4 Easy Ways to Hit 100g of Protein Daily (Without Overthinking It!)

Good morning and happy Friday! Today’s topic is all about protein…

Do you struggle to get enough protein in your diet? You’re not alone!

Protein is the foundation of a strong, lean body, but many people fall short.

If you want to burn fat, boost energy, and stay full longer, hitting at least 100g of protein daily is a game-changer.

The good news? You don’t have to eat dry chicken breast all day!

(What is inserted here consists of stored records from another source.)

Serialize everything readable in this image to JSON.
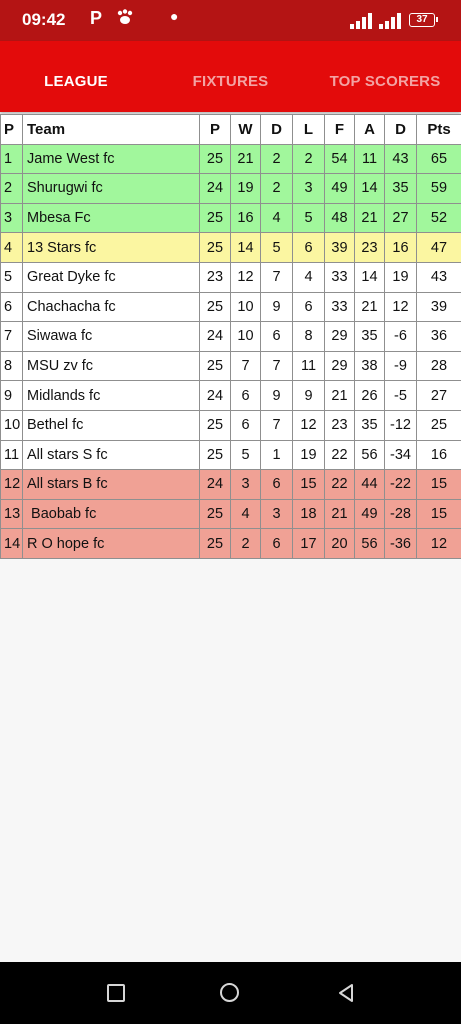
{
  "status_bar": {
    "time": "09:42",
    "notification_icons": [
      "P",
      "paw"
    ],
    "battery": "37"
  },
  "tabs": [
    {
      "label": "LEAGUE",
      "active": true
    },
    {
      "label": "FIXTURES",
      "active": false
    },
    {
      "label": "TOP SCORERS",
      "active": false
    }
  ],
  "table": {
    "headers": [
      "P",
      "Team",
      "P",
      "W",
      "D",
      "L",
      "F",
      "A",
      "D",
      "Pts"
    ],
    "rows": [
      {
        "zone": "top",
        "cells": [
          "1",
          "Jame West fc",
          "25",
          "21",
          "2",
          "2",
          "54",
          "11",
          "43",
          "65"
        ]
      },
      {
        "zone": "top",
        "cells": [
          "2",
          "Shurugwi fc",
          "24",
          "19",
          "2",
          "3",
          "49",
          "14",
          "35",
          "59"
        ]
      },
      {
        "zone": "top",
        "cells": [
          "3",
          "Mbesa Fc",
          "25",
          "16",
          "4",
          "5",
          "48",
          "21",
          "27",
          "52"
        ]
      },
      {
        "zone": "mid",
        "cells": [
          "4",
          "13 Stars fc",
          "25",
          "14",
          "5",
          "6",
          "39",
          "23",
          "16",
          "47"
        ]
      },
      {
        "zone": "none",
        "cells": [
          "5",
          "Great Dyke fc",
          "23",
          "12",
          "7",
          "4",
          "33",
          "14",
          "19",
          "43"
        ]
      },
      {
        "zone": "none",
        "cells": [
          "6",
          "Chachacha fc",
          "25",
          "10",
          "9",
          "6",
          "33",
          "21",
          "12",
          "39"
        ]
      },
      {
        "zone": "none",
        "cells": [
          "7",
          "Siwawa fc",
          "24",
          "10",
          "6",
          "8",
          "29",
          "35",
          "-6",
          "36"
        ]
      },
      {
        "zone": "none",
        "cells": [
          "8",
          "MSU zv fc",
          "25",
          "7",
          "7",
          "11",
          "29",
          "38",
          "-9",
          "28"
        ]
      },
      {
        "zone": "none",
        "cells": [
          "9",
          "Midlands fc",
          "24",
          "6",
          "9",
          "9",
          "21",
          "26",
          "-5",
          "27"
        ]
      },
      {
        "zone": "none",
        "cells": [
          "10",
          "Bethel fc",
          "25",
          "6",
          "7",
          "12",
          "23",
          "35",
          "-12",
          "25"
        ]
      },
      {
        "zone": "none",
        "cells": [
          "11",
          "All stars S fc",
          "25",
          "5",
          "1",
          "19",
          "22",
          "56",
          "-34",
          "16"
        ]
      },
      {
        "zone": "bottom",
        "cells": [
          "12",
          "All stars B fc",
          "24",
          "3",
          "6",
          "15",
          "22",
          "44",
          "-22",
          "15"
        ]
      },
      {
        "zone": "bottom",
        "cells": [
          "13",
          " Baobab fc",
          "25",
          "4",
          "3",
          "18",
          "21",
          "49",
          "-28",
          "15"
        ]
      },
      {
        "zone": "bottom",
        "cells": [
          "14",
          "R O hope fc",
          "25",
          "2",
          "6",
          "17",
          "20",
          "56",
          "-36",
          "12"
        ]
      }
    ]
  },
  "colors": {
    "status_bar": "#b41414",
    "tab_bar": "#e30b0b",
    "zone_top": "#a1f79c",
    "zone_mid": "#fbf6a1",
    "zone_bottom": "#f0a195"
  },
  "nav_bar": {
    "icons": [
      "recent-apps-icon",
      "home-icon",
      "back-icon"
    ]
  }
}
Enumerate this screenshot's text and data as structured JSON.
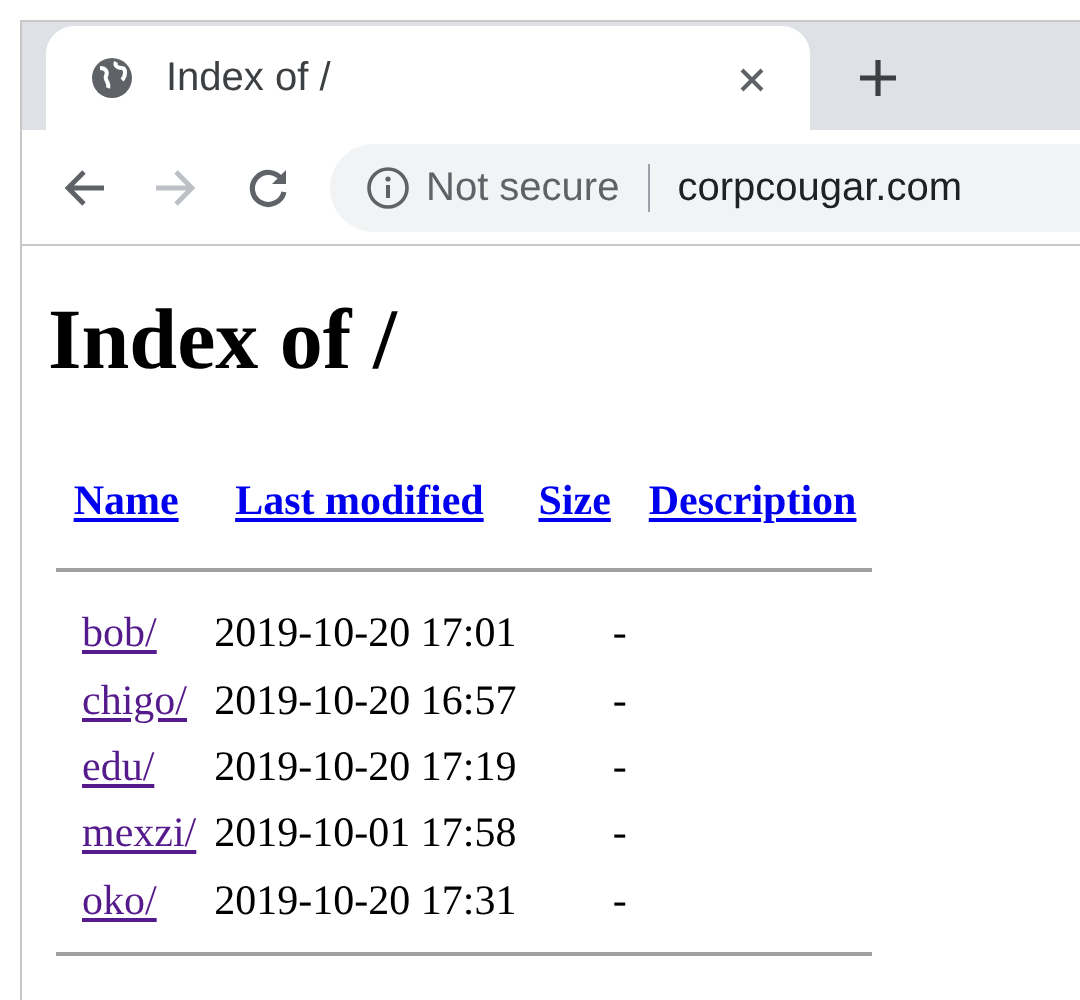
{
  "tab": {
    "title": "Index of /",
    "selected": true
  },
  "address_bar": {
    "security": "Not secure",
    "url": "corpcougar.com"
  },
  "page": {
    "heading": "Index of /",
    "columns": [
      {
        "label": "Name"
      },
      {
        "label": "Last modified"
      },
      {
        "label": "Size"
      },
      {
        "label": "Description"
      }
    ],
    "rows": [
      {
        "name": "bob/",
        "modified": "2019-10-20 17:01",
        "size": "-",
        "visited": true
      },
      {
        "name": "chigo/",
        "modified": "2019-10-20 16:57",
        "size": "-",
        "visited": true
      },
      {
        "name": "edu/",
        "modified": "2019-10-20 17:19",
        "size": "-",
        "visited": true
      },
      {
        "name": "mexzi/",
        "modified": "2019-10-01 17:58",
        "size": "-",
        "visited": true
      },
      {
        "name": "oko/",
        "modified": "2019-10-20 17:31",
        "size": "-",
        "visited": true
      }
    ]
  }
}
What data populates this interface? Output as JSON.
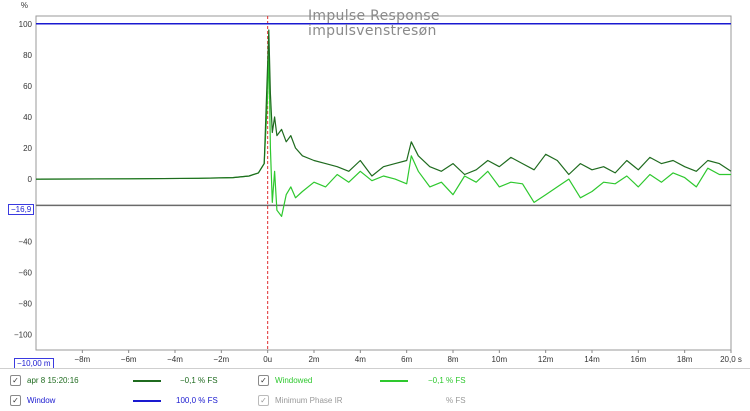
{
  "chart_data": {
    "type": "line",
    "title": "Impulse Response",
    "subtitle": "impulsvenstresøn",
    "ylabel": "%",
    "x_unit": "s",
    "xlim": [
      -0.01,
      0.02
    ],
    "ylim": [
      -110,
      105
    ],
    "x_ticks": [
      "−8m",
      "−6m",
      "−4m",
      "−2m",
      "0u",
      "2m",
      "4m",
      "6m",
      "8m",
      "10m",
      "12m",
      "14m",
      "16m",
      "18m",
      "20,0 s"
    ],
    "y_ticks": [
      "100",
      "80",
      "60",
      "40",
      "20",
      "0",
      "−20",
      "−40",
      "−60",
      "−80",
      "−100"
    ],
    "cursor_x_label": "−10,00 m",
    "cursor_y_label": "−16,9",
    "grid": true,
    "series": [
      {
        "name": "apr 8 15:20:16",
        "color": "#1f6b1f",
        "x": [
          -0.01,
          -0.006,
          -0.003,
          -0.0015,
          -0.0008,
          -0.0004,
          -0.00015,
          0.0,
          5e-05,
          0.00012,
          0.0002,
          0.0003,
          0.0004,
          0.0006,
          0.0008,
          0.001,
          0.0012,
          0.0015,
          0.002,
          0.0025,
          0.003,
          0.0035,
          0.004,
          0.0045,
          0.005,
          0.0055,
          0.006,
          0.0062,
          0.0065,
          0.007,
          0.0075,
          0.008,
          0.0085,
          0.009,
          0.0095,
          0.01,
          0.0105,
          0.011,
          0.0115,
          0.012,
          0.0125,
          0.013,
          0.0135,
          0.014,
          0.0145,
          0.015,
          0.0155,
          0.016,
          0.0165,
          0.017,
          0.0175,
          0.018,
          0.0185,
          0.019,
          0.0195,
          0.02
        ],
        "y": [
          0,
          0.2,
          0.5,
          1,
          2,
          4,
          10,
          75,
          96,
          55,
          30,
          40,
          28,
          32,
          24,
          28,
          20,
          15,
          12,
          10,
          8,
          5,
          12,
          2,
          8,
          10,
          12,
          24,
          15,
          8,
          5,
          10,
          3,
          6,
          12,
          8,
          14,
          10,
          6,
          16,
          12,
          3,
          10,
          6,
          8,
          4,
          12,
          6,
          14,
          10,
          12,
          8,
          5,
          12,
          10,
          5
        ]
      },
      {
        "name": "Windowed",
        "color": "#2ec82e",
        "x": [
          -0.01,
          -0.006,
          -0.003,
          -0.0015,
          -0.0008,
          -0.0004,
          -0.00015,
          0.0,
          5e-05,
          0.00012,
          0.0002,
          0.0003,
          0.0004,
          0.0006,
          0.0008,
          0.001,
          0.0012,
          0.0015,
          0.002,
          0.0025,
          0.003,
          0.0035,
          0.004,
          0.0045,
          0.005,
          0.0055,
          0.006,
          0.0062,
          0.0065,
          0.007,
          0.0075,
          0.008,
          0.0085,
          0.009,
          0.0095,
          0.01,
          0.0105,
          0.011,
          0.0115,
          0.012,
          0.0125,
          0.013,
          0.0135,
          0.014,
          0.0145,
          0.015,
          0.0155,
          0.016,
          0.0165,
          0.017,
          0.0175,
          0.018,
          0.0185,
          0.019,
          0.0195,
          0.02
        ],
        "y": [
          0,
          0.2,
          0.5,
          1,
          2,
          4,
          10,
          55,
          85,
          20,
          -15,
          5,
          -20,
          -24,
          -10,
          -5,
          -12,
          -8,
          -2,
          -5,
          3,
          -2,
          5,
          -1,
          2,
          0,
          -3,
          15,
          5,
          -5,
          -2,
          -10,
          2,
          -2,
          5,
          -5,
          -2,
          -3,
          -15,
          -10,
          -5,
          0,
          -12,
          -8,
          -2,
          -3,
          2,
          -5,
          3,
          -2,
          4,
          1,
          -5,
          7,
          3,
          3
        ]
      },
      {
        "name": "Window",
        "color": "#1a1ad0",
        "x": [
          -0.01,
          0.02
        ],
        "y": [
          100,
          100
        ]
      }
    ]
  },
  "legend": {
    "rows": [
      [
        {
          "check": "✓",
          "label": "apr 8 15:20:16",
          "value": "−0,1 % FS",
          "color": "#1f6b1f"
        },
        {
          "check": "✓",
          "label": "Windowed",
          "value": "−0,1 % FS",
          "color": "#2ec82e"
        }
      ],
      [
        {
          "check": "✓",
          "label": "Window",
          "value": "100,0 % FS",
          "color": "#1a1ad0"
        },
        {
          "check": "✓",
          "label": "Minimum Phase IR",
          "value": "% FS",
          "color": "#999999"
        }
      ]
    ]
  }
}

Here are 4 simple ways to get 100g of protein using meals from our 14 Day Flat Belly Jumpstart

1️⃣ Power Breakfast (30-40g Protein)

Start your day strong with one of these:

  •  Greek Omelet – 2-3 eggs, spinach, tomatoes, and feta cheese
  • Protein Pancakes – ½ cup egg whites, ¼ cup oats, ½ scoop protein powder
  • Yogurt & Berries – 1 cup Greek yogurt with blueberries
  • Turbo Shake – 1 scoop protein, 8 oz coffee, and sugar-free chocolate syrup

 

Pro Tip ➡️ Add turkey bacon, Canadian bacon or a side of cottage cheese for an extra protein boost!

2️⃣ Lunch Made Simple (30-40g Protein)

Choose one of these protein-packed meals:

  • Salsa Chicken Wraps – Slow-cooked shredded chicken with salsa
    * Stuffed Peppers – Lean beef or shredded chicken with cauliflower rice
  • Parmesan Crusted Chicken – Baked with Greek yogurt & parmesan
  • Chipotle Double Meat Bowl – Choose grilled chicken or steak

 

Pro Tip ➡️ Always double up on protein at restaurants—eat half now, half later!

3️⃣ Snack Smart (20-30g Protein)

Snacking can make or break your results! Try these high-protein options:

  • Protein Shake & Granola – Ready-to-drink shake + a low-carb granola bar
  • Greek Yogurt & Nut Butter – 1 cup Greek yogurt + 1 tbsp peanut butter
  • Meat & Cheese Roll-Ups – Turkey slices wrapped with cheese & mustard
  • Beef Jerky & Almonds – Low-sugar jerky with a handful of nuts

 

Pro Tip ➡️ Keep these on hand for quick grab-and-go fuel!

4️⃣ Dinner Done Right (30-40g Protein)

Keep dinner balanced and satisfying with these:

  • Shepherd’s Pie – Lean ground turkey with cauliflower mash
  • BBQ Pulled Pork – Made with sugar-free sauce & roasted veggies
  • Beefy Skillet – Ground beef, mixed veggies, and brown rice
  • Spaghetti & Meat Sauce – Zoodles with lean beef and tomato sauce

Pro Tip➡️ Prioritize protein first! Fill your plate with more protein & veggies than carbs.